Comme celui de « vulnérabilité », bien que sans doute dans une moindre mesure, le terme de « souffrance sociale » tend depuis une dizaine d'années à devenir un nouveau paradigme, dans l'arène médiatique et politique comme dans les sciences humaines et sociales. Il reste pour autant très discuté. Le parti pris de cet ouvrage, écrit par un philosophe, mais d'ouverture pluridisciplinaire, consiste à cerner et défendre le concept d'un point de vue théorique, en examinant des modèles et des penseurs dans des disciplines et sous-disciplines aussi diverses que la sociologie, la psychologie, l'économie politique, la psychiatrie, mais aussi la médecine sociale, l'anthropologie médicale ou la psychologie sociale clinique.

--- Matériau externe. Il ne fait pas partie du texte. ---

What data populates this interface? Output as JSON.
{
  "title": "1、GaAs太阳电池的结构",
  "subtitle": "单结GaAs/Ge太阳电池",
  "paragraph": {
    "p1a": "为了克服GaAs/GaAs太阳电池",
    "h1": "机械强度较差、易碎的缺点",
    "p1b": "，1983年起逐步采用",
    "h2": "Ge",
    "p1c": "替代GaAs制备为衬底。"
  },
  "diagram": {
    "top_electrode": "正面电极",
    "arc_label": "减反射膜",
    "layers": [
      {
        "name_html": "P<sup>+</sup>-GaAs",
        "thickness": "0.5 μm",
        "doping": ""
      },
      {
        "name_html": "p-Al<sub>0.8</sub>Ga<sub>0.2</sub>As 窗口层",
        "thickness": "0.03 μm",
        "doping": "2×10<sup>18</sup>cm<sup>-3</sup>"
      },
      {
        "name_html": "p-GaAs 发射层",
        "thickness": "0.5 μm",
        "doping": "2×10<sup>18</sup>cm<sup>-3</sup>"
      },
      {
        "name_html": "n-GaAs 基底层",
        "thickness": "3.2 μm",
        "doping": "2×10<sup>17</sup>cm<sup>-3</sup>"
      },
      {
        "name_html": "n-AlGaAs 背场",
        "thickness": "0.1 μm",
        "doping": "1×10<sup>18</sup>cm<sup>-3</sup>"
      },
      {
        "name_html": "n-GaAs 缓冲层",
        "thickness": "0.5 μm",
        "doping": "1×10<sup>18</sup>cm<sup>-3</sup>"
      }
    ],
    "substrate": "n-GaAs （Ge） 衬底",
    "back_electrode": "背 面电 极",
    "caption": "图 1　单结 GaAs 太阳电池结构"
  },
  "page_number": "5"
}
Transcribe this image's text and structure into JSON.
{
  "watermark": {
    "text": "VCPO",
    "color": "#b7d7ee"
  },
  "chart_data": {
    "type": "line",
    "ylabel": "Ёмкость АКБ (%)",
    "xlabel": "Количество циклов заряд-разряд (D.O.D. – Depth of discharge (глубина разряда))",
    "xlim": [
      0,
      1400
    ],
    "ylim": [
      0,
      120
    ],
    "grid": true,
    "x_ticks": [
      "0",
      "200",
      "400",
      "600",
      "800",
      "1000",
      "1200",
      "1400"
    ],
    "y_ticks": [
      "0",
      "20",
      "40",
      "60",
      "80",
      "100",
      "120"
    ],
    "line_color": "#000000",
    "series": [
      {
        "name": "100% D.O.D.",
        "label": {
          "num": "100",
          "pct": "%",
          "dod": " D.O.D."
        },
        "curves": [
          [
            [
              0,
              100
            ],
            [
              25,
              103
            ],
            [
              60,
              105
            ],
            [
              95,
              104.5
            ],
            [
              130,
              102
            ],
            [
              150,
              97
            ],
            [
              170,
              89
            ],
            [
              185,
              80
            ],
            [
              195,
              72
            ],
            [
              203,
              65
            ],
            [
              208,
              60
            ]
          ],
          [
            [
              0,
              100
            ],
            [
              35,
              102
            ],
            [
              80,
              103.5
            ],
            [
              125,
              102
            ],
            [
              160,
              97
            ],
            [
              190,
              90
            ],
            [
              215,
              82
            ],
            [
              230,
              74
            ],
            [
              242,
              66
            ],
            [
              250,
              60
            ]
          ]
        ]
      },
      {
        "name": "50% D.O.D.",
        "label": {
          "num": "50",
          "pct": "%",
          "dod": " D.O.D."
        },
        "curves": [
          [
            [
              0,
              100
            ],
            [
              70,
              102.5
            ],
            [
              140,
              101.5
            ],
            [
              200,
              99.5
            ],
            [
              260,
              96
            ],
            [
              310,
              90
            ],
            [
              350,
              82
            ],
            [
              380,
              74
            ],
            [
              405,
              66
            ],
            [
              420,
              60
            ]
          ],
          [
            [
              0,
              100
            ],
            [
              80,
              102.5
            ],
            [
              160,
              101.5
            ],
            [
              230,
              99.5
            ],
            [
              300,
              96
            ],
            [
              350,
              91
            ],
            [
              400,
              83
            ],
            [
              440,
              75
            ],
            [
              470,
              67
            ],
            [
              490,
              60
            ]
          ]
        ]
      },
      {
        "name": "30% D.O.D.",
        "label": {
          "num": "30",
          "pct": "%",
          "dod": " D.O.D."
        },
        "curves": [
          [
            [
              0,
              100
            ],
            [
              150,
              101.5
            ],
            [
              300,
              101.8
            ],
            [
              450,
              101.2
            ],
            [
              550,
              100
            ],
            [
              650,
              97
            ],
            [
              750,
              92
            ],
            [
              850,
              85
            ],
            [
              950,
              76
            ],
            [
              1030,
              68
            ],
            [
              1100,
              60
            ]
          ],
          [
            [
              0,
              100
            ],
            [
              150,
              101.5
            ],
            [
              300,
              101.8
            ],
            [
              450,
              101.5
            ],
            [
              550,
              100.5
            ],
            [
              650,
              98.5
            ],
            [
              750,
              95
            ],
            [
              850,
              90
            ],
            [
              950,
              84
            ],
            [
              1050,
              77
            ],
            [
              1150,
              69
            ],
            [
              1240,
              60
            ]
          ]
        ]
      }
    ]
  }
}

In fine, l'objectif est aussi politique : « montrer qu'une référence politique à la souffrance peut contribuer à une relance de la critique sociale [et] sortir des pans entiers de la société de l'invisibilisation en rendant ainsi aux individus concernés la capacité de revendiquer et d'agir collectivement pour transformer les conditions de leur existence » (p. 6).

L'ouvrage se compose de six parties.

Dans un premier temps, l'auteur examine les « obstacles et problèmes » inhérents à l'analyse de la souffrance sociale, d'un point de vue tant disciplinaire (flou des contours, entre sociologie et psychologie) que politique (répugnance à user d'un vocabulaire psychologique pour analyser les sociétés, par crainte d'une mise en position de victimes, ou inversement d'entrave à l'action protestataire). Pour autant, l'auteur défend la nécessité de prendre à bras-le-corps le concept par les sciences sociales : « Lorsque les sciences sociales récusent la problématique de la souffrance sociale, elles prolongent dans leurs discours le silence de l'espace public politique sur l'expérience des dominés et des démunis, là où elles pourraient au contraire contribuer à élaborer un cadre discursif pour le partage de cette expérience. Il existe un effet de spirale entre invisibilité, caractère indicible et obstacle à la mobilisation » (p. 25-26). Les travaux de Pierre Bourdieu sur la « misère » occidentale ou de Veena Das sur les viols collectifs en Inde permettent ainsi, en exhibant et en analysant des causes de souffrances, de lutter contre leur invisibilisation. Proposant de croiser approche psychologique et sociologique, l'auteur plaide aussi pour une approche à la fois biographique et contextuelle, dynamique (trajectoires, approche séquentielle) et statique (description des structures psychiques et sociales).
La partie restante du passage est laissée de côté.